2. Rotary screw compressor according to claim 1, having inlet channel means (4) and outlet channel means (5) and wherein said high pressure source is in pressure equalizing connection with said compressor outlet channel means (5), said low pressure source is in pressure equalizing connection with the ambient atmosphere of the compressor and said intermediate pressure source is in pressure equalized connection with said compressor inlet channel means (4).

3. Rotary screw compressor according to claim 2, wherein said thrust balancing piston means (8, 14) include a rotary balancing piston (8) attached to a shaft journal (2) of said rotor (1) and a stationary balancing piston (14) acting on the stationary ring (24) of a thrust balanc¬ ing bearing (22) of a shaft journal (3) of said rotor (1), said rotating balancing piston (8) including said first pressure surface (9), and said stationary balancing piston (14) including sai second pressure surface (16), and wherein said first pressure surface means (9, 15a, 15b, 15c) include a stationary rear pressure surface (15a, 15b, 15c) of said stationary balancing piston (14) and said second pressure surface means (10, 16) include a rotating rear pressure surface (10) of said rotating balancing piston (8), each of said rear pressure surfaces (15a, 15b, 15c, 10) being connected to said intermediate pressure source.

4. Rotary screw compressor according to claim 3, wherein said stationary balancing piston (14) is provided with mechanical spring means (26, 27) preloading said main thrust bearing (21) and said thrust balancing bearing (22).

5. Rotary screw compressor according to claim 3, wherein the pressure fluid acting on said rotating balancing piston (8) is a liquid and the pressure fluid acting on said stationary balancing piston (14) is a gas.

6. Rotary screw compressor according to claim 1, wherein said valve means (32) are provided with control means (33), responding to the pressure difference between compressor outlet pressure and compressor inlet pressure, said valve means (32) establishing connection with said intermediate pressure source when said pressure difference is below a predetermined level and establishing connection with said low pressure source when said pressure difference is above said predetermined level.
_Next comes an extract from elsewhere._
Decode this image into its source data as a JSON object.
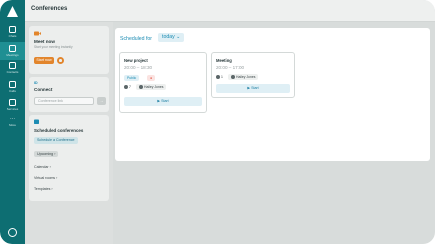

7. A method for operating a rotary screw compressor with a pair of rotors (1) meshing in a working space which rotors during operation are affected by a gas force (F_G) in a first axial direction at least one of said rotors (1) having main thrust bearings (21) and being provided with thrust balancing piston means (8, 14) having first pressure surface means (9, 15a, 15b, 15c) establishing a force directed opposed to said first axial direction and second pressure surface means (10, 16) establishing a force in said axial direction, said first pressure surface means (9, 15a, 15b, 15c) including at least one first pressure surface (9) , which first pressure surface (9) through first conduit means (12) is brought in connection with a high pressure source, said second pressure surface means (10, 16) including at least one second pressure surface (16), characterized in that said second pressure surface (16) through second conduit means (29, 30, 31) is selectively brought in connection with either a low pressure source or an intermediate pressure source, said second conduit means (29, 30, 31) having valve means (32) for establishing either of said connections.

8. A method according to claim 7, wherein said high pressure source is brought in pressure equalizing connection with the compressor outlet channel means (5), said low pressure source is brought in pressure equalizing connection with the ambient atmosphere of the compressor and said intermediate pressure source is brought in equalized connection with the compressor inlet channel means (4).